According to the results of differential expression analysis and GO enrichment analysis, the DE transcripts encoding cytochrome P450s (CYP450s) and cuticular protein (CPs) were identified as target genes (mRNAs) that involved in tolerance to dietary linalool. To screen for the regulating factors associated with target mRNAs, the correlation coefficients between target mRNAs and lncRNAs, target mRNAs and TF were evaluated on the basis of TBM value using the Pearson correlation method in Origin version 2021b. The correlation coefficients of > 0.8 (positive) or < 0.8 (negative) between target mRNAs and lncRNAs, target mRNAs and TF were considered as co-expressed genes. Data of correlation analysis were put into Cytoscape 3.8.2 to generate co-expression networks.

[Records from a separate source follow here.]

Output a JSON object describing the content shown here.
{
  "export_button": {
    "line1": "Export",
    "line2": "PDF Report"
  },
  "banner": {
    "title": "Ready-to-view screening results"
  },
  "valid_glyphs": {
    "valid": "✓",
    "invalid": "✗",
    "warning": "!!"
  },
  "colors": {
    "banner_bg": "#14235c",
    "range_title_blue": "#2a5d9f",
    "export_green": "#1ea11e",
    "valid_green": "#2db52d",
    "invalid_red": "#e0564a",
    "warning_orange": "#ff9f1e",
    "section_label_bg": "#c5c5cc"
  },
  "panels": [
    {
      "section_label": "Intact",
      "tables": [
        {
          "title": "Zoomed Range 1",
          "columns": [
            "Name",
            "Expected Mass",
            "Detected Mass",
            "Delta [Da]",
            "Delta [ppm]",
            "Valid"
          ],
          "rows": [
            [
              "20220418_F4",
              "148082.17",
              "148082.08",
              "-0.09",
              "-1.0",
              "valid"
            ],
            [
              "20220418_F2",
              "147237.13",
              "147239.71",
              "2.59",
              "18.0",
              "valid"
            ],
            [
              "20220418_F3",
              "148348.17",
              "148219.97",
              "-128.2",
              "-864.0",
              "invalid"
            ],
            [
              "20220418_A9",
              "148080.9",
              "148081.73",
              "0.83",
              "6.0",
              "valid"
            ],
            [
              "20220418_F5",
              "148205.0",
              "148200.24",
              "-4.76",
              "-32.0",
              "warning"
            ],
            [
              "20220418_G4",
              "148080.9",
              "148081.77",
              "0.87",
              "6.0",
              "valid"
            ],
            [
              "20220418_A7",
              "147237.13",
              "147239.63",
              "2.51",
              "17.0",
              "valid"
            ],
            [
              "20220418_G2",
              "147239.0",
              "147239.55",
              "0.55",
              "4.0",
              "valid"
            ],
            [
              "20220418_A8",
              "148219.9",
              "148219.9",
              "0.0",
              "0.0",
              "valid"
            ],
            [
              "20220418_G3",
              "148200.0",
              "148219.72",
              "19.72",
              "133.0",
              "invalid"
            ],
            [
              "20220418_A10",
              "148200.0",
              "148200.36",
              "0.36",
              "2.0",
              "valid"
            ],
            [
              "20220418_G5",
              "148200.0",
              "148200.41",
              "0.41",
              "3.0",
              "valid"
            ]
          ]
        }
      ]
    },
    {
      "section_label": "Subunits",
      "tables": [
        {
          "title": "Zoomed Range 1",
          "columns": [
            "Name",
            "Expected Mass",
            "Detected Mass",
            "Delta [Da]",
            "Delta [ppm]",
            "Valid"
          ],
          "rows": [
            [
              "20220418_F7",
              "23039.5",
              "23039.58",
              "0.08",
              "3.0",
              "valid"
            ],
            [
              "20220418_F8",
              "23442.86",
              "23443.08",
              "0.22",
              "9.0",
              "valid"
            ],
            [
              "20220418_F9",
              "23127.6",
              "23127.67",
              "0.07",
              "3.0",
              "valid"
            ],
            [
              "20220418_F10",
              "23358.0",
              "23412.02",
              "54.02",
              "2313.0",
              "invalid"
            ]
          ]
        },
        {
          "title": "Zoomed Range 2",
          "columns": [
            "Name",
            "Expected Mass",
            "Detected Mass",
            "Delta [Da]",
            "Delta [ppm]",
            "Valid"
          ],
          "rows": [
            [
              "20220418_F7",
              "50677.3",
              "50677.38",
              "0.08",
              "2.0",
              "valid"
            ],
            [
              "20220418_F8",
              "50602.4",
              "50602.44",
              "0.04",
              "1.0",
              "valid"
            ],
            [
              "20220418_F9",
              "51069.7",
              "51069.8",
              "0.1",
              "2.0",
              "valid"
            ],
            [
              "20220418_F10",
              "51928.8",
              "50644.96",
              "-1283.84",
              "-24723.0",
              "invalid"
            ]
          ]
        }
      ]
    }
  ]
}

Expression pattern of interesting transcripts using real-time quantitative PCR

We selected two lncRNAs, two TFs, six CYP450 transcripts, and six CP transcripts to explore their transcriptional responses to linalool exposure using Real-time quantitative PCR (RT-qPCR). The sampling scheme was as follows: Day 1, 1st instar larvae (L1-D1), Day 3, 1st instar larvae (L1-D3), Day 3, 2nd instar larvae (L2-D3), and Day 3, 3rd instar larvae (L3-D3) were respectively collected from the treatment and CK groups referring to the protocols for Illumina RNA-Seq samples. Three biological replicates with five larvae per replicate (3 × 5 individuals) were used for each time point. All samples were frozen in liquid nitrogen for RNA extraction. cDNA was synthesized using a HiScript 1st Strand cDNA Synthesis Kit according to the manufacturer’s protocol (Vazyme Biotech, Nanjing, China). RT-qPCR experiments were performed using SYBR Premix Ex Taq II (TaKaRa, Japan) on an Applied Biosystem 7500 Real-Time PCR System (Thermo Fisher, Massachusetts, United States). PCR conditions were as follows: 5 min at 95 °C, followed by 40 cycles of 10 s at 95 °C and 40 s at 60 °C. Specific primers were designed using Primer Premier version 5.0 (Table S8) and synthesized from Sangon, Shanghai, China. Relative expression levels of each transcript were determined by the 2−△△Ct method with Ribosomal protein L10 (RPL10) and TBP (TATA-binding protein) as the housekeeping genes. Statistical significance of gene expression was determined using one-way ANOVA followed by independent sample t-test (P < 0.05) in SPSS version 20.0. To verify the reliability of RNA-Seq data, Pearson’s correlation between the results of RT-qPCR (Log2 2−△△Ct) and RNA-Seq (Log2 fold change) was analysed in SPSS version 20.0.